The goal of Applied Decision Science is to develop tools and training to support people who are making these high-stress, high-stakes kinds of decisions. I saw an opportunity to extend the theory of HOW people make decisions into ways that can help them make BETTER decisions.
And while this is not, in and of itself, a new thought, I believed that my personal experience with information technology could be paired with the science of decision making to bring something new and different to the table.
Then it was a matter of finding the right business partners. I was so fortunate to reconnect with my former colleagues, Gary Klein and Laura Militello, because I have not been a practitioner in the decision-making field for a number of years. They bring current thinking, credibility and enormous personal capability to the business.
What local resources did you take advantage of and how did they help?

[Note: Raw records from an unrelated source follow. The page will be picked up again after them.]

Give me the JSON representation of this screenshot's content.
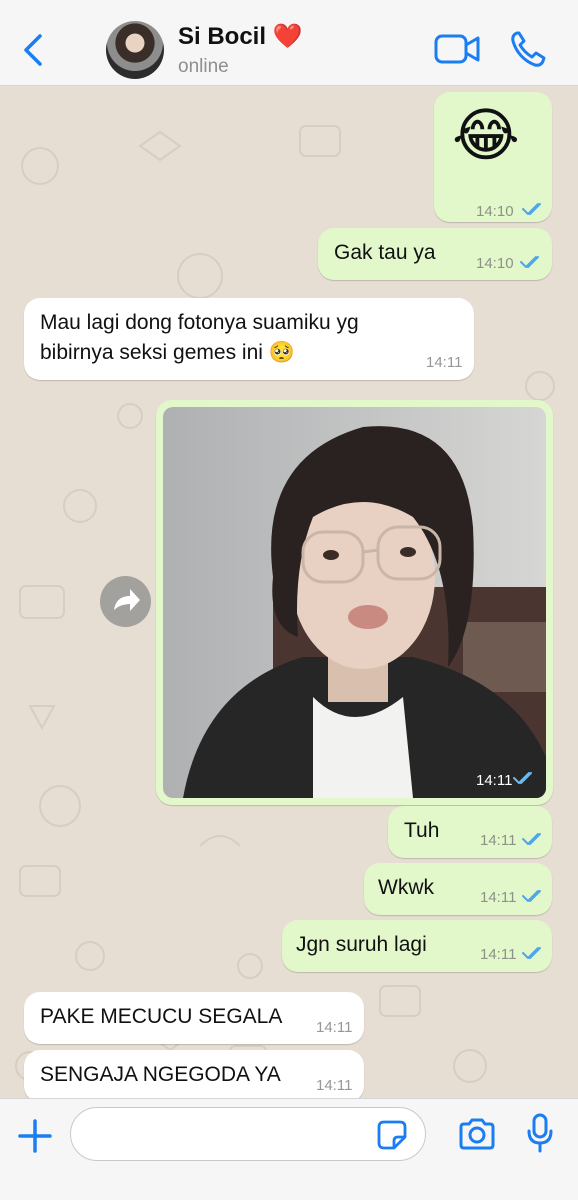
{
  "header": {
    "back_icon": "chevron-left-icon",
    "contact_name": "Si Bocil",
    "contact_emoji": "❤️",
    "status": "online",
    "video_icon": "video-camera-icon",
    "call_icon": "phone-icon"
  },
  "messages": [
    {
      "direction": "out",
      "text": "😂",
      "time": "14:10",
      "read": true
    },
    {
      "direction": "out",
      "text": "Gak tau ya",
      "time": "14:10",
      "read": true
    },
    {
      "direction": "in",
      "text_line1": "Mau lagi dong fotonya suamiku yg",
      "text_line2": "bibirnya seksi gemes ini 🥺",
      "time": "14:11"
    },
    {
      "direction": "out",
      "type": "photo",
      "time": "14:11",
      "read": true
    },
    {
      "direction": "out",
      "text": "Tuh",
      "time": "14:11",
      "read": true
    },
    {
      "direction": "out",
      "text": "Wkwk",
      "time": "14:11",
      "read": true
    },
    {
      "direction": "out",
      "text": "Jgn suruh lagi",
      "time": "14:11",
      "read": true
    },
    {
      "direction": "in",
      "text": "PAKE MECUCU SEGALA",
      "time": "14:11"
    },
    {
      "direction": "in",
      "text": "SENGAJA NGEGODA YA",
      "time": "14:11"
    }
  ],
  "input": {
    "placeholder": "",
    "plus_icon": "plus-icon",
    "sticker_icon": "sticker-icon",
    "camera_icon": "camera-icon",
    "mic_icon": "microphone-icon"
  },
  "colors": {
    "accent": "#1a7df2",
    "outgoing_bubble": "#e2f8cb",
    "incoming_bubble": "#ffffff",
    "read_ticks": "#4fa7e8",
    "chat_background": "#e7ded3"
  }
}
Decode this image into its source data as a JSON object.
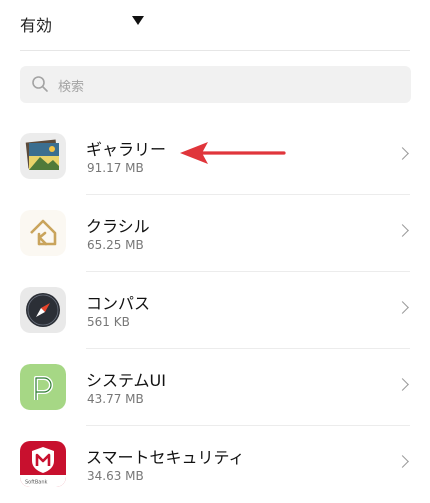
{
  "header": {
    "filter_label": "有効"
  },
  "search": {
    "placeholder": "検索"
  },
  "apps": [
    {
      "name": "ギャラリー",
      "size": "91.17 MB",
      "icon": "gallery-icon"
    },
    {
      "name": "クラシル",
      "size": "65.25 MB",
      "icon": "kurashiru-icon"
    },
    {
      "name": "コンパス",
      "size": "561 KB",
      "icon": "compass-icon"
    },
    {
      "name": "システムUI",
      "size": "43.77 MB",
      "icon": "system-ui-icon"
    },
    {
      "name": "スマートセキュリティ",
      "size": "34.63 MB",
      "icon": "smart-security-icon",
      "icon_caption": "SoftBank"
    }
  ],
  "colors": {
    "annotation_arrow": "#e0353b",
    "security_red": "#c8102e",
    "systemui_green": "#a6d785"
  }
}
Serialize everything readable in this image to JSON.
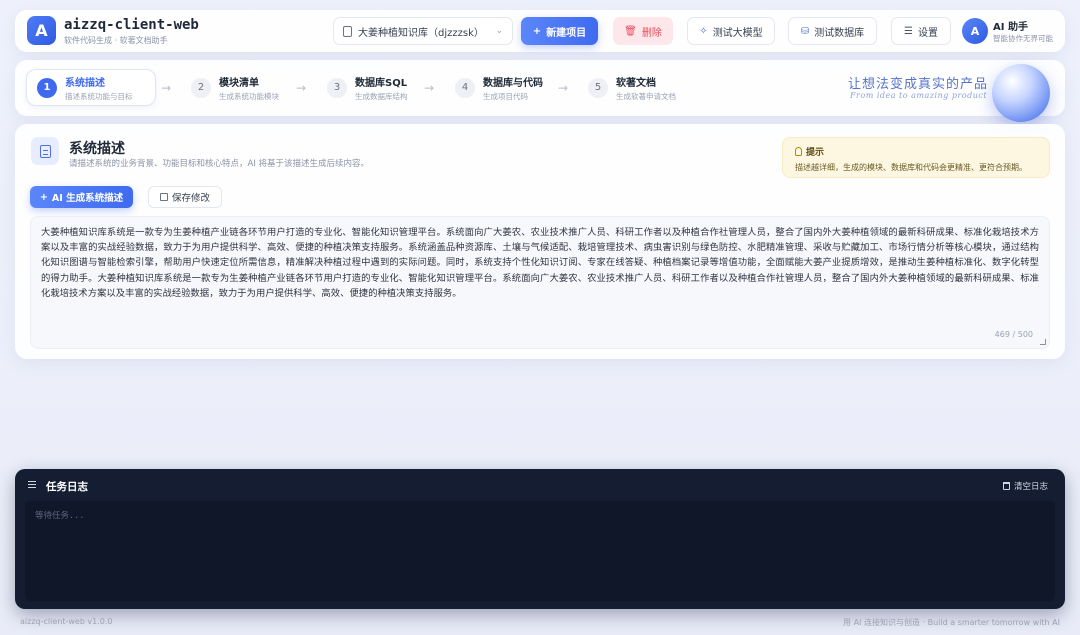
{
  "header": {
    "logo_letter": "A",
    "app_name": "aizzq-client-web",
    "app_subtitle": "软件代码生成 · 软著文档助手",
    "knowledge_base": "大姜种植知识库（djzzzsk）",
    "new_project": "新建项目",
    "delete": "删除",
    "test_llm": "测试大模型",
    "test_db": "测试数据库",
    "settings": "设置",
    "assistant_avatar": "A",
    "assistant_name": "AI 助手",
    "assistant_desc": "智能协作无界可能"
  },
  "steps": [
    {
      "num": "1",
      "title": "系统描述",
      "desc": "描述系统功能与目标"
    },
    {
      "num": "2",
      "title": "模块清单",
      "desc": "生成系统功能模块"
    },
    {
      "num": "3",
      "title": "数据库SQL",
      "desc": "生成数据库结构"
    },
    {
      "num": "4",
      "title": "数据库与代码",
      "desc": "生成项目代码"
    },
    {
      "num": "5",
      "title": "软著文档",
      "desc": "生成软著申请文档"
    }
  ],
  "slogan": {
    "cn": "让想法变成真实的产品",
    "en": "From idea to amazing product"
  },
  "section": {
    "title": "系统描述",
    "subtitle": "请描述系统的业务背景、功能目标和核心特点，AI 将基于该描述生成后续内容。",
    "tip_title": "提示",
    "tip_text": "描述越详细，生成的模块、数据库和代码会更精准、更符合预期。",
    "generate_button": "AI 生成系统描述",
    "save_button": "保存修改",
    "description": "大姜种植知识库系统是一款专为生姜种植产业链各环节用户打造的专业化、智能化知识管理平台。系统面向广大姜农、农业技术推广人员、科研工作者以及种植合作社管理人员，整合了国内外大姜种植领域的最新科研成果、标准化栽培技术方案以及丰富的实战经验数据，致力于为用户提供科学、高效、便捷的种植决策支持服务。系统涵盖品种资源库、土壤与气候适配、栽培管理技术、病虫害识别与绿色防控、水肥精准管理、采收与贮藏加工、市场行情分析等核心模块，通过结构化知识图谱与智能检索引擎，帮助用户快速定位所需信息，精准解决种植过程中遇到的实际问题。同时，系统支持个性化知识订阅、专家在线答疑、种植档案记录等增值功能，全面赋能大姜产业提质增效，是推动生姜种植标准化、数字化转型的得力助手。大姜种植知识库系统是一款专为生姜种植产业链各环节用户打造的专业化、智能化知识管理平台。系统面向广大姜农、农业技术推广人员、科研工作者以及种植合作社管理人员，整合了国内外大姜种植领域的最新科研成果、标准化栽培技术方案以及丰富的实战经验数据，致力于为用户提供科学、高效、便捷的种植决策支持服务。",
    "counter": "469 / 500"
  },
  "log": {
    "title": "任务日志",
    "clear": "清空日志",
    "placeholder": "等待任务..."
  },
  "footer": {
    "version": "aizzq-client-web v1.0.0",
    "tagline": "用 AI 连接知识与创造 · Build a smarter tomorrow with AI"
  }
}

Probably the most critical resource was the Hamilton County Business Development Center, in Norwood. Their purpose is to help nurture new businesses like Applied Decision Science and grow them into organizations that can flourish and eventually help add jobs in the region.
Beyond offering inexpensive office space, meeting rooms, mentoring and other amenities, they also offer access to other small businesses that likely are facing similar challenges. Being able to walk across the hall to chat with another small-business owner to share problems and offer potential solutions is a tremendous value.
What would you do differently if you started your business again?
I don't know that I would do anything differently. And that's not to say that everything has gone perfectly, it's just that encountering failure and making mistakes is part of starting anything new. I'm definitely someone who believes that we learn more from failure than we do from success.
The key is to learn how to fail fast and cheap, so that you can still recover effectively and pivot to a more promising direction.
My time with Craig Wynett in the Corporate New Ventures group at P&G taught me that. Craig and all my colleagues there believed that you needed to rigorously test and re-test business concepts during the formative stages to kill off the weakest ideas and vet the strongest ones for further investment. I've tried to carry that philosophy with me in every business endeavor I've taken on ever since.
What’s next for you and your company?
We're excited to be working on a project right now for the Centers for Disease Control that looks at ways to improve the rates of colorectal cancer screening
. Colorectal cancer is the second-leading cause of cancer related deaths, but screening rates are much lower than the rates for other cancers like breast cancer or cervical cancer. We're just beginning a 24-month effort that is aimed at developing a web-based app that can interface with electronic health records to simplify the access and presentation of information related to colorectal health.
Working through all the challenges of dealing with health information technology is going to be messy, but we really like messy. It should be a lot of fun.